Лицо Глашвитца в кадре – этюд с применением перспектив. «О, одна пыталась» - говорит он с горечью и толикой презрения (одно из отражений Донны заметило, как высокомерно дернулась щека). «Я оставил ее в апартаментах в морозильнике. Должно быть, нашли нескоро. Это не убийство – ведь я еще здесь, верно? И я не подавал жалоб о правонарушениях в отношении самого себя. Наверное. В любом случае, это был бы лево-рекурсивный иск, если б я такое с собой сделал».

«Инопланетяне» - напоминает Донна. «И испытание поединком. Каково ваше мнение на этот счет?»

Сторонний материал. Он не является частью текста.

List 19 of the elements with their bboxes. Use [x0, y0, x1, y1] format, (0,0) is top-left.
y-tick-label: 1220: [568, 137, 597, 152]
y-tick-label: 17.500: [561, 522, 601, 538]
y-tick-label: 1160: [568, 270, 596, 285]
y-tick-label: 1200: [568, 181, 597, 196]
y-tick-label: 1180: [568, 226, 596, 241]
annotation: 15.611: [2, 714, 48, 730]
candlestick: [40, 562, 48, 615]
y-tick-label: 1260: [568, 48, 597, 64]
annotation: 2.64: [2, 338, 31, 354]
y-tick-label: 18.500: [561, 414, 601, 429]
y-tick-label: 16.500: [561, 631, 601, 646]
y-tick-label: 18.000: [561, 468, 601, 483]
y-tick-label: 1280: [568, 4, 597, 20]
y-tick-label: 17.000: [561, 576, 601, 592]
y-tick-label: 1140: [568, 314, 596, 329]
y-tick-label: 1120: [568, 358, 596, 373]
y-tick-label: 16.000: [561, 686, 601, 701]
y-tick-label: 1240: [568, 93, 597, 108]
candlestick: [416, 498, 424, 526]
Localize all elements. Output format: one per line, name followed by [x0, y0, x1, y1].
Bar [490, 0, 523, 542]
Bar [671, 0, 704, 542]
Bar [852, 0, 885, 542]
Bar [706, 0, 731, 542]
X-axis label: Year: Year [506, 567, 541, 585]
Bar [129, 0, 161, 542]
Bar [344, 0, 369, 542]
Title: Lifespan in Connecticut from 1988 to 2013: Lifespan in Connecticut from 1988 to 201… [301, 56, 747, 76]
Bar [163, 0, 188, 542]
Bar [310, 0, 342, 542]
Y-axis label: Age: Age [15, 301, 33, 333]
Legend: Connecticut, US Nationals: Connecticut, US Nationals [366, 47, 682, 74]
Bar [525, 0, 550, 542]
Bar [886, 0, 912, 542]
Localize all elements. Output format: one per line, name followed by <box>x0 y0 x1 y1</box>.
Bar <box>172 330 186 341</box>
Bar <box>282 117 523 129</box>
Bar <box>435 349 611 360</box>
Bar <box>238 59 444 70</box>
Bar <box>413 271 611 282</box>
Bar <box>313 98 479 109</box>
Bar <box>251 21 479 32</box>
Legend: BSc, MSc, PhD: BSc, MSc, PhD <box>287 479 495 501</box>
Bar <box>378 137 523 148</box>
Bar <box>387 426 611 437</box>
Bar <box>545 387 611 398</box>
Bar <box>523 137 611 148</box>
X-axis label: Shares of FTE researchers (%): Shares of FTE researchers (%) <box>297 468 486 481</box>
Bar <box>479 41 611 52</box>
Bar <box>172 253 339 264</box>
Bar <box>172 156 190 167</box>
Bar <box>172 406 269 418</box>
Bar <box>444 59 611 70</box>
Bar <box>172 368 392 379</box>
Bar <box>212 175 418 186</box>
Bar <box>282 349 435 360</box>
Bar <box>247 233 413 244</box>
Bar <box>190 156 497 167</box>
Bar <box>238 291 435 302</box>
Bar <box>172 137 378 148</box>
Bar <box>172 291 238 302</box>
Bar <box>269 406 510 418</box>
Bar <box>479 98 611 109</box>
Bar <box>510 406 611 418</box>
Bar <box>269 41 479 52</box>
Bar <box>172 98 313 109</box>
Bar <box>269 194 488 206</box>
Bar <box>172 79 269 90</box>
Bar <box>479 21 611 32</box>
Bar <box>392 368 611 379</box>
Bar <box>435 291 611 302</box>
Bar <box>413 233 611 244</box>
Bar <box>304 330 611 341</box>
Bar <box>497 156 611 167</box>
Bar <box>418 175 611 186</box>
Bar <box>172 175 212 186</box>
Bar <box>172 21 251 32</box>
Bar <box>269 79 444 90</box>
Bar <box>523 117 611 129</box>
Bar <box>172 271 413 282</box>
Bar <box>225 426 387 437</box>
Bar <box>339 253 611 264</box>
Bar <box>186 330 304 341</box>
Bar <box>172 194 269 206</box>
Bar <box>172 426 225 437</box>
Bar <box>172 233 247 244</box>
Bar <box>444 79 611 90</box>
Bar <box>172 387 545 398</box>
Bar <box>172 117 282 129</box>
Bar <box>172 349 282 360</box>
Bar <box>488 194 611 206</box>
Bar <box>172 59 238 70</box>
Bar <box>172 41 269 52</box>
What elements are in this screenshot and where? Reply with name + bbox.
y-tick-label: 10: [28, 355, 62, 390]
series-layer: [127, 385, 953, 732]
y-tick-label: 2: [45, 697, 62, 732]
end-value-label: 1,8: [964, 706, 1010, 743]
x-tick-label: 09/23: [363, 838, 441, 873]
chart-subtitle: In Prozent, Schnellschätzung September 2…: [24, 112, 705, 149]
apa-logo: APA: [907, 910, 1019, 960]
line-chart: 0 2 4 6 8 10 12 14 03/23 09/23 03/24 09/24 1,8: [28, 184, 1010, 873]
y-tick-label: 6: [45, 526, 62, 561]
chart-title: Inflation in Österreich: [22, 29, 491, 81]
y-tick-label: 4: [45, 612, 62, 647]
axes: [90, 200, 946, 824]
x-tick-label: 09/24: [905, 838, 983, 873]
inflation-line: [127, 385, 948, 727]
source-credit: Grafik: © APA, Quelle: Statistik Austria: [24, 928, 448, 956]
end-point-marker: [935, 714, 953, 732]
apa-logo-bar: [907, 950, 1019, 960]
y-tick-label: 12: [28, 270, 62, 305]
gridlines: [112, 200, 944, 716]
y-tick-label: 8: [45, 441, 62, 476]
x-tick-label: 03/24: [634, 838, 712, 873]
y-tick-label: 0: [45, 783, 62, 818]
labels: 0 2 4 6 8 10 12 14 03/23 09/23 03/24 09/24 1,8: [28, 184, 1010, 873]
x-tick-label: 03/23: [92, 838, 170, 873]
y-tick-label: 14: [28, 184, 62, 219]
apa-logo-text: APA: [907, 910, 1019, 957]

Глашвитц презрительно ухмыляется. «Маленькая сучка-королева вся в отца, не так ли? Да уж, он тоже - тот еще ублюдок… Фильтр соревновательного отбора, который она поставила – зло. Если она оставит его в силе слишком надолго, он покалечит ее общество. Но он ей дает большое краткосрочное преимущество. Что там?.. Она хочет, чтобы я торговал за свою жизнь - и я не смогу выложить свой формальный иск против нее, покуда не докажу, что я эффективнее, чем ее ручной внутридневной спекулянт, этот сопляк из Марселя. Так? Но кое о чем он не знает! У меня припрятан кинжальчик. Полное разглашение…» Он пьяным жестом поднимает бутылку. «Дело в том… Что я знаю кое-что про кошку. Эту, с коричневой “собакой” на боку, вот. Она когда-то принадлежала старику нашей ненаглядной королевы, Манфреду, засранцу. Знаешь... Ее мамочка, Памела, манфредова бывшая, она мой клиент в этом деле. И она дала мне ключики от кошки. Ключи доступа! Ик! Я влезу котяре в мозги и вытащу оттуда чертов слой перевода, который она стырила из загашника [email protected] Вот тогда я смогу поговорить с ними без обиняков».